By George Mountis
WE ARE in the midst of the toughest economic times since the invasion. It is only natural, therefore, that many of us should succumb to the state of ‘insecurity’ that permeates society.
Some people turn recluse and inert, refusing to try out anything new or to make a new start – particularly when their businesses are in financial hot water.
Others are ‘cautiously optimistic’, believing that the crisis is temporary and that it shall pass, continuing to behave as they did before and thinking that, at some point, the ‘economy has to get better’, an attitude which prevents rethinking past habits. To us, both these outlooks are ineffectual. We must not allow ourselves to turn inert amid the current fluid situation in Cyprus; on the other hand, we must also not become too optimistic, thinking that all the problems will vanish as if by magic.
The portfolios of Cypriot banks comprise more loans than deposits (and capital). Even after the banks have been ‘recapitalised’, their balance sheets are deep in the red. Whereas a healthy banking system seeks to lend out depositors’ ‘stagnant’ savings (in order to collect a loan interest greater than the savings interest), the banking system in Cyprus is running a deficit which is currently being covered through liquidity guarantees from the European Central Bank and the ELA (Emergency Liquidity Assistance) mechanism, seeking to deleverage from the real economy.
The banks are desperately trying to collect on as many delinquent (or problematic) loans as possible, thus draining liquidity from the economy and from businesses, which have seen their profits evaporate (and turn into losses), thereby exacerbating those very conditions that make a business non-viable.
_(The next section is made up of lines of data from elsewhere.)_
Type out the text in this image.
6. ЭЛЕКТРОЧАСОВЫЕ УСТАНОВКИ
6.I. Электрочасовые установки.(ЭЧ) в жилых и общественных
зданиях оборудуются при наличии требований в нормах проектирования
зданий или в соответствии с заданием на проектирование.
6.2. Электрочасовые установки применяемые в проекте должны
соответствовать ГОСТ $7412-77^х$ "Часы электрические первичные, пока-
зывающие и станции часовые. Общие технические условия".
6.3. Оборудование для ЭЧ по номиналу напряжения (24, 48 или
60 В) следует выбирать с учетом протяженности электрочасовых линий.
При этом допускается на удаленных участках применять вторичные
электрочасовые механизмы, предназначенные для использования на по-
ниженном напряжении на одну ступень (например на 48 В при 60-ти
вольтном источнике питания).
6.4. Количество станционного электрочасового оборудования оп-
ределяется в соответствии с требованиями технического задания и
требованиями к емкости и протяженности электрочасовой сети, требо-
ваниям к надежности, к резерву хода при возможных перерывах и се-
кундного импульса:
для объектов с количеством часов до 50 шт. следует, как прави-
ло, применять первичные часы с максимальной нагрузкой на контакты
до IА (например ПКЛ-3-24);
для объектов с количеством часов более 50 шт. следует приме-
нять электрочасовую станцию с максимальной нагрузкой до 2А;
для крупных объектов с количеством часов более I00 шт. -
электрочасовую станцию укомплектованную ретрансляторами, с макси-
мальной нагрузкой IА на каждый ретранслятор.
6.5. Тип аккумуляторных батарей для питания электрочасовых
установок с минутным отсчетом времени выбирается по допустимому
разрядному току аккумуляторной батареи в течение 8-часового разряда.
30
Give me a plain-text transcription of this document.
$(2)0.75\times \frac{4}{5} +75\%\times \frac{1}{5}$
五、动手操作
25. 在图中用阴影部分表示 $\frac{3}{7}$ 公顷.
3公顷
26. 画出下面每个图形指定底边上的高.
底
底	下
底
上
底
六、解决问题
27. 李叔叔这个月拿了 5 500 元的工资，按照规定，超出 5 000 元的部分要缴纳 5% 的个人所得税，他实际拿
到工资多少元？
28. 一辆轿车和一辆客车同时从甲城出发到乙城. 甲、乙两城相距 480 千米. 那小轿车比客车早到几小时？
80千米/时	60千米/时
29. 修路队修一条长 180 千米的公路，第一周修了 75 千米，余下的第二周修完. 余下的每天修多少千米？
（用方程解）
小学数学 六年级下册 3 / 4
Take a business that continues to function at a basic level, mainly thanks to ‘good’ partners. Its revenues go toward paying salaries, the electricity bill, VAT, rent, servicing its loans (as well as paying legal fees for any bank lawsuits – which ultimately backfires on the banks themselves), and of course paying its suppliers.
But as the business finds it increasingly hard to collect – unless if it’s in retail – it lags behind on its payments, and as a result resorts to settlements to repay what it owes at a later date; meanwhile any new obligations are not serviced. As businesses can no longer borrow from the banks – not because the banks are ‘evil’ but rather because the loans they have given out exceed their deposits and equity- they seek to borrow from everyone else, that is, the suppliers, their staff etc. This is the vicious cycle that we are in today!
Our businesses today have morphed into ‘machines’ that churn out unpaid and artificial debt. Not because they are poorly run, but because of the simultaneous contraction of the private sector, the sharp decline in their turnover, the banks tightening the screws on debt collection, and last but not least the loss of income of the businesses’ clients.
We must therefore adapt, trusting in ourselves and being open to the view that, whereas the crisis has created problems that need addressing, at the same it presents opportunities. This is an opportunity to change mentality, both with regard to the banking system and to the country as a whole. Let’s engage in some self-criticism, recognise our mistakes, and try to overcome the impasses, shedding old habits; and this goes for businesses and banks alike. It’s time for us to change.
Through JEREMIE, a co-financed instrument – supposedly aimed at ‘propping up’ micro and small enterprises – the Bank of Cyprus is even now asking businessmen (and even their relatives) to put up collateral in the form of homes (and other real estate) for loans, as if no other means exist to collateralise a loan. In short, we are pursuing the same model which led our banking system to the state that it is in today.